NEW YORK – They say one man's trash is another man's treasure, but no one was expecting this.
An unlikely top seller has emerged in a new line of official New York City apparel — not from the fire and police departments that have long enjoyed the spotlight, but rather from the agency that moves mountains of trash every day.
A fashionably grungy brown cap with the Sanitation Department's light blue logo is the new must-have item — even among celebrities — since the city launched the products last year. The collection is part of Mayor Michael Bloomberg's goal to profit from the city's official landmarks and logos.
"I'd wear that," said Tam Smail, a 33-year-old tourist from Edinburgh, Scotland, who tried on the cap while browsing for souvenirs at a Times Square shop. "It's a very popular look right now. You see it everywhere."
For years, agencies like the New York Police Department and the Fire Department of New York have sold souvenir T-shirts, sweat shirts, caps, mugs and toy vehicles. Sales generally hovered below $1 million annually, but surged to an all-time high of $28 million in the year after the Sept. 11 attacks when the city and its rescue workers gained worldwide fame. The collection drew retail sales of $20 million in 2006.
Mayor Michael Bloomberg's administration realized the city was likely losing millions of dollars because City Hall lacked any sort of central licensing operation that could capitalize on the city's popularity and help eliminate unauthorized use of its logos.
Now, those responsibilities have been concentrated under one agency, NYC Marketing. The group has not only helped police seize counterfeit goods and crack down on illegal vendors, but created an entirely new apparel line with updated and hip designs.
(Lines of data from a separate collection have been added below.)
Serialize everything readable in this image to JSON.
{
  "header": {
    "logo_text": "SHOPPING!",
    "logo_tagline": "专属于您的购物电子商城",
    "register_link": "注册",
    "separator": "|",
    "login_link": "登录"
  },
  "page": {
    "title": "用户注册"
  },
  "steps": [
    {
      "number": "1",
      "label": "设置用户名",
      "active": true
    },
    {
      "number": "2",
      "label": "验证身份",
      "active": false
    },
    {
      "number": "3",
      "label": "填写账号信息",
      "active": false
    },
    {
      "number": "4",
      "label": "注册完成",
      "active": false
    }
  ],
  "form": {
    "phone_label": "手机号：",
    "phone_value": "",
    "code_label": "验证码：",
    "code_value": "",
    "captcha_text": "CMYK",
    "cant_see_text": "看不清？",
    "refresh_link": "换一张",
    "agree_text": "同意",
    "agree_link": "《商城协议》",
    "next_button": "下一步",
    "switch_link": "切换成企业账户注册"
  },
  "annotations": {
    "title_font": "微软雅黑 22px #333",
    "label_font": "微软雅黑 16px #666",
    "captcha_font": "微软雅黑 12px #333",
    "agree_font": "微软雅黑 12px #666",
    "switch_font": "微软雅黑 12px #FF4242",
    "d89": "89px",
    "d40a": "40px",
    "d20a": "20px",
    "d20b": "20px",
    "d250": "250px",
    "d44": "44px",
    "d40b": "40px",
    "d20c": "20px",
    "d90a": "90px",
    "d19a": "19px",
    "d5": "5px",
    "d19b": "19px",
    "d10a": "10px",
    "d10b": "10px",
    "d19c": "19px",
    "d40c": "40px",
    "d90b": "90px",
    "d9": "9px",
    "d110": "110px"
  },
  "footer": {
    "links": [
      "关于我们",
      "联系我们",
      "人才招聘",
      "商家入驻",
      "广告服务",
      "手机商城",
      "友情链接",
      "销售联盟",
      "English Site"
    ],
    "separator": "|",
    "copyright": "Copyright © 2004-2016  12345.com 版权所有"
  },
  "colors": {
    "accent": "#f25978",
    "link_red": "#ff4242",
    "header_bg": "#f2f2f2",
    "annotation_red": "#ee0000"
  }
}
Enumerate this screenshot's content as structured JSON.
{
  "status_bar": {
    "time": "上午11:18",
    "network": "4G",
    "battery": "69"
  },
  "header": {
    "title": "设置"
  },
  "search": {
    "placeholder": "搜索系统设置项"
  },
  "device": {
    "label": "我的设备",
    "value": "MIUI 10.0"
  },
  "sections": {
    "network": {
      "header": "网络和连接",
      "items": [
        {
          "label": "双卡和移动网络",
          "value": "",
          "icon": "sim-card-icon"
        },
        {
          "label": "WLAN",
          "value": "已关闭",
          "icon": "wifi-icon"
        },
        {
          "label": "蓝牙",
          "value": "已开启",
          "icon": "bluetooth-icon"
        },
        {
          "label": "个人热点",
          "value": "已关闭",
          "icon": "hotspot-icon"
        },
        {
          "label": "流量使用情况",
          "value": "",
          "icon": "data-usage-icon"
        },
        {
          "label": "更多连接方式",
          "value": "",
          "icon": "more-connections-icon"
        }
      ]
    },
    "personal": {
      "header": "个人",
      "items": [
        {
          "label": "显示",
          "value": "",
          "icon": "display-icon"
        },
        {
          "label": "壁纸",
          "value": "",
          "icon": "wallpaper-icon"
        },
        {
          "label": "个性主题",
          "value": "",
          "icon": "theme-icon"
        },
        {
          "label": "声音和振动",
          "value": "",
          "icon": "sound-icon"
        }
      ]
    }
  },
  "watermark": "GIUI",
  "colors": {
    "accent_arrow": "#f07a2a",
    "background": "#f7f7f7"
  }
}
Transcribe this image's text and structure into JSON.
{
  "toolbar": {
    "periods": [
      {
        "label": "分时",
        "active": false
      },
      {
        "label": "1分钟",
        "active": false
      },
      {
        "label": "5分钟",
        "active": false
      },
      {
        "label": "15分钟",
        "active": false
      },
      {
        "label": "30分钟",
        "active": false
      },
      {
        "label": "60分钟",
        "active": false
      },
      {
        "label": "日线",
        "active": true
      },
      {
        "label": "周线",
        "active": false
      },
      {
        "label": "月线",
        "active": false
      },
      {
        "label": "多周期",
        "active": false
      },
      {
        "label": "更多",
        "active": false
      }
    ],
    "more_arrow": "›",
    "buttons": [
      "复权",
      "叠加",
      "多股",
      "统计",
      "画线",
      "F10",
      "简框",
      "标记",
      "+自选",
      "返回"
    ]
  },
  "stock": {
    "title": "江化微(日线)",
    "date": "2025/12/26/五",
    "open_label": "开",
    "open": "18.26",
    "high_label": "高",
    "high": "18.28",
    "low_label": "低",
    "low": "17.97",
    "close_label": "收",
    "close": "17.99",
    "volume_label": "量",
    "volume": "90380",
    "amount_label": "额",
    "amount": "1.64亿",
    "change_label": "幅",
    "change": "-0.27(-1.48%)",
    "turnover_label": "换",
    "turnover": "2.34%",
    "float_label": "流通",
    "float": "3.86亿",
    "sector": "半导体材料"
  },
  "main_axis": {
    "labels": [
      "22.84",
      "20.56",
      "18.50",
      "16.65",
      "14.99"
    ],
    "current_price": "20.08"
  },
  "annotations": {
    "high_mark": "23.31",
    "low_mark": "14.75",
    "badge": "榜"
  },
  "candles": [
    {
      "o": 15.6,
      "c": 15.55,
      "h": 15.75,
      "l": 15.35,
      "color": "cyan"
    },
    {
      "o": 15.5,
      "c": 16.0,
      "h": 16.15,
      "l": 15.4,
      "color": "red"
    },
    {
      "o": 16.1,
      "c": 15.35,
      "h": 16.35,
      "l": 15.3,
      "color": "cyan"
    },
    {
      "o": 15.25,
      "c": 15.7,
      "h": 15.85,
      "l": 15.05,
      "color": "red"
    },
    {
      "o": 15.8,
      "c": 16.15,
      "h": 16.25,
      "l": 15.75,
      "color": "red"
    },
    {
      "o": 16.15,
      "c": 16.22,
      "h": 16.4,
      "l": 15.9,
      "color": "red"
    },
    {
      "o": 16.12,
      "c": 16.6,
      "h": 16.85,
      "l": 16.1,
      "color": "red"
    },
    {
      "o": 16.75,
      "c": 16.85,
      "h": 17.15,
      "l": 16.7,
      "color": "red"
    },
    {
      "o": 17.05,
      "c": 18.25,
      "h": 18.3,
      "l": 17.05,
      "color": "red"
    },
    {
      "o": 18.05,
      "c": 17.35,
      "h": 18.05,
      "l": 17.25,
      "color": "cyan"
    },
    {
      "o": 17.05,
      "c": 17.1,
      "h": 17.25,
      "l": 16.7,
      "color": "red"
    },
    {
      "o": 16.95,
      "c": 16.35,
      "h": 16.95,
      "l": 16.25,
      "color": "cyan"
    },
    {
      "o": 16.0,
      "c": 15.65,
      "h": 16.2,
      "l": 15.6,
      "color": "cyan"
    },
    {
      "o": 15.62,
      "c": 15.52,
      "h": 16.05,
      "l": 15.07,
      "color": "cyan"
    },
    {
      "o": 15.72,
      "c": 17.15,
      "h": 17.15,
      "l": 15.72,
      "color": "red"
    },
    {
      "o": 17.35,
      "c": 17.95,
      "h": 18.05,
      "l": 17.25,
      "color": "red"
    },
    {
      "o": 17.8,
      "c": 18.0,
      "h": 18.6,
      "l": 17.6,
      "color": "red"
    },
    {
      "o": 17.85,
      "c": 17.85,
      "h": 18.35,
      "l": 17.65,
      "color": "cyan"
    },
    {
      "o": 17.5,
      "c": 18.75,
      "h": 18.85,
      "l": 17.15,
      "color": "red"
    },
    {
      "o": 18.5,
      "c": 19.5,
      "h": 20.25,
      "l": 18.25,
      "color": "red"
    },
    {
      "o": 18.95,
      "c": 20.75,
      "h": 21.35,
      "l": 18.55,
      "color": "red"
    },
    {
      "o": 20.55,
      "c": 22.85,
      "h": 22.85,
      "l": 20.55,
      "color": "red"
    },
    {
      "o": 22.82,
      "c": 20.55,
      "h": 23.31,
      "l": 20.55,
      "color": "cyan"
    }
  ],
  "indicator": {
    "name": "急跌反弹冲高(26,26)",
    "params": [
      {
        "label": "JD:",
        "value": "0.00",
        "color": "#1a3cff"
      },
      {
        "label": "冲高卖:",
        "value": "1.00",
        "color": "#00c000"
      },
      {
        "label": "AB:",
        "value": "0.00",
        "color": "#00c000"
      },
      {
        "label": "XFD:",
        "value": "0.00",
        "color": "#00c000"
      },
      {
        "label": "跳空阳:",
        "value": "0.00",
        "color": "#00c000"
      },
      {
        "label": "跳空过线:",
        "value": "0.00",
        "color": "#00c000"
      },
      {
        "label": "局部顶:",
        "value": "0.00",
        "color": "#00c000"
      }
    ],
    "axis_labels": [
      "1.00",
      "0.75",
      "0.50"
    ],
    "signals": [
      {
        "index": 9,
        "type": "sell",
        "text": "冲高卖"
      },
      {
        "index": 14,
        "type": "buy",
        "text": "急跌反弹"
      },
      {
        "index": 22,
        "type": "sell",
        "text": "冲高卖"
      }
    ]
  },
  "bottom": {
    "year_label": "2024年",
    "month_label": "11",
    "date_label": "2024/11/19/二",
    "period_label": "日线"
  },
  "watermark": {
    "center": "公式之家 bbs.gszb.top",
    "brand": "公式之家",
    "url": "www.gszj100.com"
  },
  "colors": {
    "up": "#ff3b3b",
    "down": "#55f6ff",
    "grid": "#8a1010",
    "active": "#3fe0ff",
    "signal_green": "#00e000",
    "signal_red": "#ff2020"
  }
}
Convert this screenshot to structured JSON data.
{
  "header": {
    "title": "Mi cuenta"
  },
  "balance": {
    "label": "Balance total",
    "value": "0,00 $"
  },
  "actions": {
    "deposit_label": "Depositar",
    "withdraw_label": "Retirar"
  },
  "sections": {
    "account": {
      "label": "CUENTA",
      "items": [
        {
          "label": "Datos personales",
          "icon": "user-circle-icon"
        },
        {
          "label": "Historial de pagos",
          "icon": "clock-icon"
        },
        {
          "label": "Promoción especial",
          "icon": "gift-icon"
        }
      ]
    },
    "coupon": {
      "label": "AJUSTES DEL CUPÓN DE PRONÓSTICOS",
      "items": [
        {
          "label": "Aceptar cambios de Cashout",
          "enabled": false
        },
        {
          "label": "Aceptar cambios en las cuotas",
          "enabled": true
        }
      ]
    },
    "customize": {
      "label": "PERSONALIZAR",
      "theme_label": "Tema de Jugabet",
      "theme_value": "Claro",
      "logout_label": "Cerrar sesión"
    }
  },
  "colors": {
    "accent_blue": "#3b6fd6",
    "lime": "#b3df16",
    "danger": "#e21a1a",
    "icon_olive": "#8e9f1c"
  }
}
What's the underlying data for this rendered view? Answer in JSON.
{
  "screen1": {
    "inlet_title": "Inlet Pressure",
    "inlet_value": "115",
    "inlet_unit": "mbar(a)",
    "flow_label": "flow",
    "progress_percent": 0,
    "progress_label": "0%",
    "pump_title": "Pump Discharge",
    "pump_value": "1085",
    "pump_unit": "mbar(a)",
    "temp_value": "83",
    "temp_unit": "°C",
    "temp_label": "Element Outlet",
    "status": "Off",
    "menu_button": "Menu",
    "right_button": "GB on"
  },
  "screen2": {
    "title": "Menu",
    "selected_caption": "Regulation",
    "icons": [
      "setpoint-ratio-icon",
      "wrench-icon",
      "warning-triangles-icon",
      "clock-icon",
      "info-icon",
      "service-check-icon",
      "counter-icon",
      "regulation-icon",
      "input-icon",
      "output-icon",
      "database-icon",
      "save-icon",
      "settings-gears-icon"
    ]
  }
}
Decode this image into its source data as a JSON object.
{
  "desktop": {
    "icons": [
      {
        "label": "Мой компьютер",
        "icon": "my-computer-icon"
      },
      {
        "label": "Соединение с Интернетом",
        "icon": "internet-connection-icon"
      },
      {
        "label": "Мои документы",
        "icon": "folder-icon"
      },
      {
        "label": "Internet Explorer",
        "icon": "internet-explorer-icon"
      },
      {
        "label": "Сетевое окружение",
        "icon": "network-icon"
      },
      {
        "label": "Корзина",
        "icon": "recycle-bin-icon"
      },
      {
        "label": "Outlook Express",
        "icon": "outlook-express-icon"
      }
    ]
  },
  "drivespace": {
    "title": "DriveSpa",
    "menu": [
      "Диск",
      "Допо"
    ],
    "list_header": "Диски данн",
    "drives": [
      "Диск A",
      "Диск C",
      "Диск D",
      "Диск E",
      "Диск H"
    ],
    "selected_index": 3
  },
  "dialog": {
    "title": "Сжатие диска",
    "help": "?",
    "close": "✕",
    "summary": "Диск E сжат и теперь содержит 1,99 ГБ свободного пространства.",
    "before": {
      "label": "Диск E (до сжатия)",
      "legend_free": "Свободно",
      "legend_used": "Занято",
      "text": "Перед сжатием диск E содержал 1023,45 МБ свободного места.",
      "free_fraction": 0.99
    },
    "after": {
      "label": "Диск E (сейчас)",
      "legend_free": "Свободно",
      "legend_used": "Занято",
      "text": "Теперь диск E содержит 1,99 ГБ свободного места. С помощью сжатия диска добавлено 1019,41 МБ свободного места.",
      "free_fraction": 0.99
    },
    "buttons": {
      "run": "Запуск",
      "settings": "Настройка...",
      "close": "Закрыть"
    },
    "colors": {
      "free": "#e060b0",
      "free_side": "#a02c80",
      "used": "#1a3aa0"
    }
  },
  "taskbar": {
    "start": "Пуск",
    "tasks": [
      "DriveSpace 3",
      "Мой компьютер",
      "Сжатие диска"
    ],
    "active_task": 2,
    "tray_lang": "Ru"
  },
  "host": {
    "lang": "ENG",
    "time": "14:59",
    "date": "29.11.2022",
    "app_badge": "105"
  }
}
Besides the Sanitation cap, which is being sold at Target stores nationwide, the trash department's line features T-shirts with a similar hipster aesthetic. The city's film and television agency has also produced some winners — sleek tees and loungewear stamped with its minimalist "Made in NY" logo. Macy's carried some of the merchandise last fall.
NYPD and FDNY gear are still selling strong, according to Lloyd Haymes, vice president of licensing for NYC Marketing.
But he said new apparel, like the gently frayed Sanitation cap and faded T-shirts with old-fashioned taxicabs across the chest, tap into a different consumer base that seems to be drawn to a more subtle, "authentic New York."
"There's a chance to make it this underground style brand, kind of like, 'You don't know how cool Sanitation is, but I do,'" Haymes said. "That's popular right now — it's just the right style at the right time."
One recent afternoon in midtown Manhattan, Haymes and a colleague from the marketing office passed by a young man sporting a Sean John jacket and the Sanitation hat.
The two city officials were giddy.
"We were high-fiving each other," Haymes said. "To see someone out on the street, wearing this stuff, is so cool."
The agency's marketing strategy includes one trick often used by high-end designers, who are known to promote their merchandise among Hollywood stars to generate buzz. NYC Marketing did exactly that with a list of celebrities, including Martin Scorsese, Nick Lachey, Liv Tyler, James Gandolfini and Jamie-Lynn Sigler.
It has paid off — a number of them have been photographed wearing or buying the items, which stimulates sales and elevates the status of the brands. Out of dozens of city agencies, officials are currently focusing on the seven they believe have the most marketing potential: FDNY, NYPD, Sanitation, Film, Transportation, Parks and the Taxi & Limousine Commission.
The Parks gear right now consists of a few shirts and a Central Park cap, but the next big thing in city fashion could be a line of Parks Department athletic wear.
Officials envision a major untapped market of Central Park runners and Prospect Park softball players, who may be interested in shorts, T-shirts and other sportswear featuring their favorite sports and neighborhood park logos and names.
The designs are created by manufacturers that submitted bids to the city. Marketing officials give them some direction as to how they view the city's agencies and brands, and the manufacturers propose the styles.